Your task is to build a classifier to determine whether the array is mirrored horizontally or vertically.

This is a trivial coding problem in a language like Octave or Matlab, but now we're going to ask you to build a pseudo-neural network that solves the problem. The input will be the value of the matrix elements, and the binary determination of the direction of symmetry will determined by whether an output value is positive or negative.

To make it easier, start with the simplest possible 2x2 array, i.e. with examples generated by rmirror(1,0) or rmirror(1,1). Thus there will be four inputs and one output -- in between the input and the output, you can put any combination of weighted links and point non-linearities that you like.

You should configure your "network" as a set of vectors, some of which represent the value of (different layers of) nodes, while others represent the "weights" connecting one layer to another. A suggestion would be to use RELU units ("rectified linear units") as the non-linearities -- this is the trivial function f(x) = max(0,x).

Your program  should specify (and implement) the number and connectivity of the layers, and the weights connecting them. No other calculations should be performed.

Verify that your program correctly classifies 2x2 matrices.

I.b.  You can add noise to these matrices via e.g. rmirror(1,0) + alpha*unifrnd(0,1,[2 2]), where the amount of noise might be relatively small (relatively small values of alpha) or large (large values alpha). How much noise can you add before the classification of the original matrix symmetry is no longer reliable?

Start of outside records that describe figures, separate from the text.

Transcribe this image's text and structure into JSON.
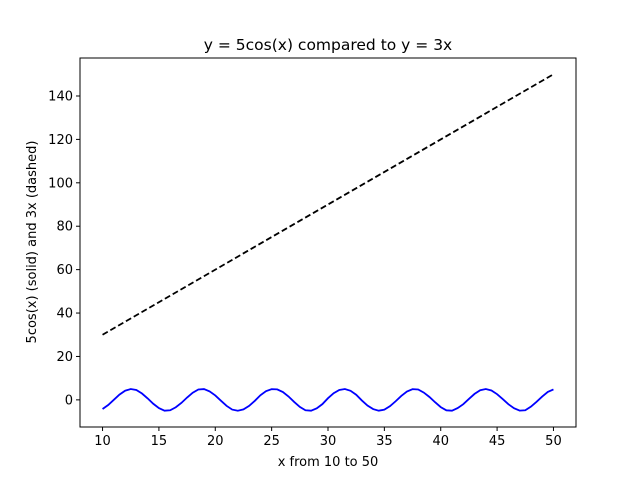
{
  "chart_data": {
    "type": "line",
    "title": "y = 5cos(x) compared to y = 3x",
    "xlabel": "x from 10 to 50",
    "ylabel": "5cos(x) (solid) and 3x (dashed)",
    "xlim": [
      8,
      52
    ],
    "ylim": [
      -12.5,
      157.5
    ],
    "x_ticks": [
      10,
      15,
      20,
      25,
      30,
      35,
      40,
      45,
      50
    ],
    "y_ticks": [
      0,
      20,
      40,
      60,
      80,
      100,
      120,
      140
    ],
    "grid": false,
    "series": [
      {
        "style": "solid",
        "color": "#0000ff",
        "x": [
          10,
          10.5,
          11,
          11.5,
          12,
          12.5,
          13,
          13.5,
          14,
          14.5,
          15,
          15.5,
          16,
          16.5,
          17,
          17.5,
          18,
          18.5,
          19,
          19.5,
          20,
          20.5,
          21,
          21.5,
          22,
          22.5,
          23,
          23.5,
          24,
          24.5,
          25,
          25.5,
          26,
          26.5,
          27,
          27.5,
          28,
          28.5,
          29,
          29.5,
          30,
          30.5,
          31,
          31.5,
          32,
          32.5,
          33,
          33.5,
          34,
          34.5,
          35,
          35.5,
          36,
          36.5,
          37,
          37.5,
          38,
          38.5,
          39,
          39.5,
          40,
          40.5,
          41,
          41.5,
          42,
          42.5,
          43,
          43.5,
          44,
          44.5,
          45,
          45.5,
          46,
          46.5,
          47,
          47.5,
          48,
          48.5,
          49,
          49.5,
          50
        ],
        "values": [
          -4.2,
          -2.37,
          0.02,
          2.42,
          4.22,
          4.99,
          4.54,
          2.92,
          0.68,
          -1.8,
          -3.8,
          -4.97,
          -4.79,
          -3.41,
          -1.38,
          1.08,
          3.3,
          4.8,
          4.98,
          3.89,
          2.04,
          -0.38,
          -2.74,
          -4.47,
          -5,
          -4.37,
          -2.77,
          -0.49,
          2.12,
          4.02,
          4.96,
          4.83,
          3.61,
          1.54,
          -0.96,
          -3.25,
          -4.78,
          -4.98,
          -3.9,
          -1.97,
          0.77,
          3.05,
          4.57,
          4.99,
          4.17,
          2.38,
          -0.26,
          -2.61,
          -4.24,
          -4.98,
          -4.52,
          -2.89,
          -0.64,
          1.82,
          3.83,
          4.95,
          4.78,
          3.36,
          1.33,
          -1.09,
          -3.33,
          -4.81,
          -4.98,
          -3.8,
          -1.99,
          0.43,
          2.75,
          4.46,
          4.99,
          4.34,
          2.63,
          0.37,
          -1.98,
          -3.84,
          -4.96,
          -4.77,
          -3.12,
          -0.9,
          1.5,
          3.66,
          4.82
        ]
      },
      {
        "style": "dashed",
        "color": "#000000",
        "x": [
          10,
          50
        ],
        "values": [
          30,
          150
        ]
      }
    ]
  }
}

I.c.  Now create an analogous program that learns the right weights to solve the trivial 2x2 version of the problem. You can do this is one of three ways:

  1. Write your own code in Octave or Matlab to implement back-propagation weight training;
  2. Use the (very simple) Octave nnet package;
  3. Use the (more elaborate and capable) Matlab Neural Network Toolbox. (Tutorials here.)

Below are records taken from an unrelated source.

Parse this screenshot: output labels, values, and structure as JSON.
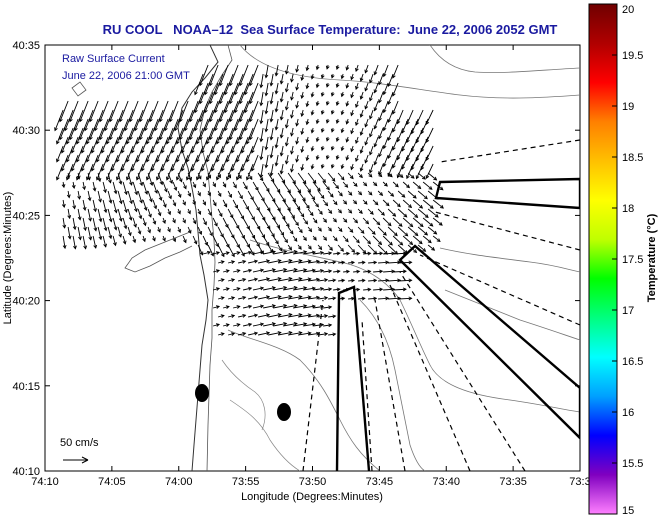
{
  "title": "RU COOL   NOAA–12  Sea Surface Temperature:  June 22, 2006 2052 GMT",
  "legend": {
    "line1": "Raw Surface Current",
    "line2": "June 22, 2006 21:00 GMT",
    "scale_label": "50 cm/s"
  },
  "axes": {
    "xlabel": "Longitude (Degrees:Minutes)",
    "ylabel": "Latitude (Degrees:Minutes)",
    "xticks": [
      "74:10",
      "74:05",
      "74:00",
      "73:55",
      "73:50",
      "73:45",
      "73:40",
      "73:35",
      "73:3"
    ],
    "yticks": [
      "40:35",
      "40:30",
      "40:25",
      "40:20",
      "40:15",
      "40:10"
    ]
  },
  "colorbar": {
    "label": "Temperature (°C)",
    "ticks": [
      "20",
      "19.5",
      "19",
      "18.5",
      "18",
      "17.5",
      "17",
      "16.5",
      "16",
      "15.5",
      "15"
    ],
    "colors": [
      "#ff80ff",
      "#8000c0",
      "#0000ff",
      "#00a0ff",
      "#00ffff",
      "#00ff80",
      "#00ff00",
      "#c0ff00",
      "#ffff00",
      "#ffc000",
      "#ff8000",
      "#ff0000",
      "#b00000",
      "#700000"
    ]
  }
}
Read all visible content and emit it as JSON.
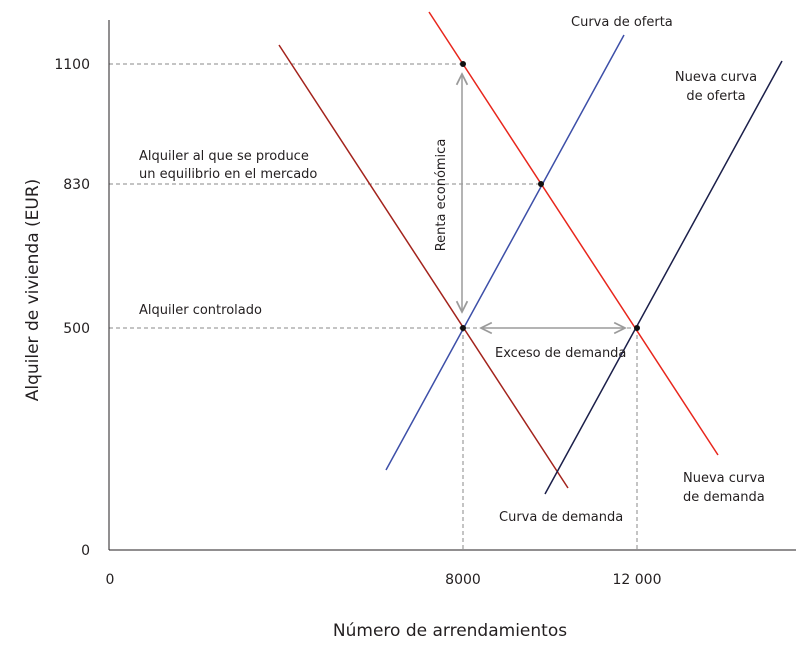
{
  "axes": {
    "x_label": "Número de arrendamientos",
    "y_label": "Alquiler de vivienda (EUR)",
    "x_ticks": [
      "0",
      "8000",
      "12 000"
    ],
    "y_ticks": [
      "0",
      "500",
      "830",
      "1100"
    ]
  },
  "curves": {
    "supply": {
      "label": "Curva de oferta",
      "color": "#3d4fa8"
    },
    "new_supply": {
      "label_line1": "Nueva curva",
      "label_line2": "de oferta",
      "color": "#1b1f4a"
    },
    "demand": {
      "label": "Curva de demanda",
      "color": "#a3231c"
    },
    "new_demand": {
      "label_line1": "Nueva curva",
      "label_line2": "de demanda",
      "color": "#e8261c"
    }
  },
  "annotations": {
    "equilibrium_line1": "Alquiler al que se produce",
    "equilibrium_line2": "un equilibrio en el mercado",
    "controlled_rent": "Alquiler controlado",
    "economic_rent": "Renta económica",
    "excess_demand": "Exceso de demanda"
  },
  "arrow_color": "#9b9b9b"
}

In all cases, you'll generate arbitrary amount of training data using an appropriate modification of the rmirror() code.

II.a. Modify your solution to I.c. to learn weights for the 4x4 problem.

Extra credit: What happens to the noise resistance in this case?

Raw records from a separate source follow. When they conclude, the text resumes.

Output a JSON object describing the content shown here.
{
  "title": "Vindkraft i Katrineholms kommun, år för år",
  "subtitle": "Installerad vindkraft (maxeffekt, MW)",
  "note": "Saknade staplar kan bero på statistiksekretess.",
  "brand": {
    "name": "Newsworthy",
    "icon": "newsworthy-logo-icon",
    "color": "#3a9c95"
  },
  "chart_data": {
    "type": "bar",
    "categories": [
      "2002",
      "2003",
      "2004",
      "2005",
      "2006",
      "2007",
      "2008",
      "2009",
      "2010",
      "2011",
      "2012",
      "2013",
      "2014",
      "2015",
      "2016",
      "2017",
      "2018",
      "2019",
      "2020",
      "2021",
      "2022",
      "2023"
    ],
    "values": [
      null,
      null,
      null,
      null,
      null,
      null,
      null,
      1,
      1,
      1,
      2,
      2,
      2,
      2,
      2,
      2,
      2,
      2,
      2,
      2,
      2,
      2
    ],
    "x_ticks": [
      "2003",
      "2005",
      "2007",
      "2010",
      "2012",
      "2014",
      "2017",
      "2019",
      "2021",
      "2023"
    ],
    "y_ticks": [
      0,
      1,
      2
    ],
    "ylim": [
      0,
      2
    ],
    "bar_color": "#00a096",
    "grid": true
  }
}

II.b.  Try the resulting net out on 4x4 matrices generated by cmirror.m, which replicates the random values top-to-bottom or side-to-side by copying (in order) rather than mirroring (in reverse order). Does it work? If not, why not?

II.c. Retrain your network using a mixture of rmirror() and cmirror() random inputs. Does this work? Has the network learned to generalize, or has it learned to solve two independent problems? How can you tell?

Extra credit: Modify rmirror() to use a randomly selected offset and scaling factor in creating the redundant (top-to-bottom or side-to-side) values. Thus the code for horizontal reflection might become

  x(1:size2,size2:-1:(size+1)) = OFFSET + SCALE*x(1:size2,1:size);

where OFFSET and SCALE are selected randomly for each matrix creation. Will the network that you trained in II.a. still work? If not, can you create one that will? Does this merely require retraining or do you need to modify the architecture? Why or why not?

III.a. (Optional)  Consider a time-series consisting of a periodic signal whose period either monotonically increase or decreases. One particularly simple version of such signals can be generated via the simple function ramp.m. (You will also need the function afwosc.m) Thus

soundsc(ramp(100,200,100));

will generate this sound.

How might you program a network to classify such sequences?

For a fixed-length sequence, Stephen Isard points out that you could estimate pitch change by using the network to calculate a cepstrum (power spectrum of the log of the power spectrum) for the starting and the ending parts of the sequence. In principle a trainable network might learn that approach -- among many others.

How could you design a trainable network that could learn to distinguish rising from falling sequences -- of arbitrary length and arbitrary frequency ranges? For example, you might hope that a recurrent network would learn to do serial cross-correlation. What if you added variation in amplitude contour and timbre?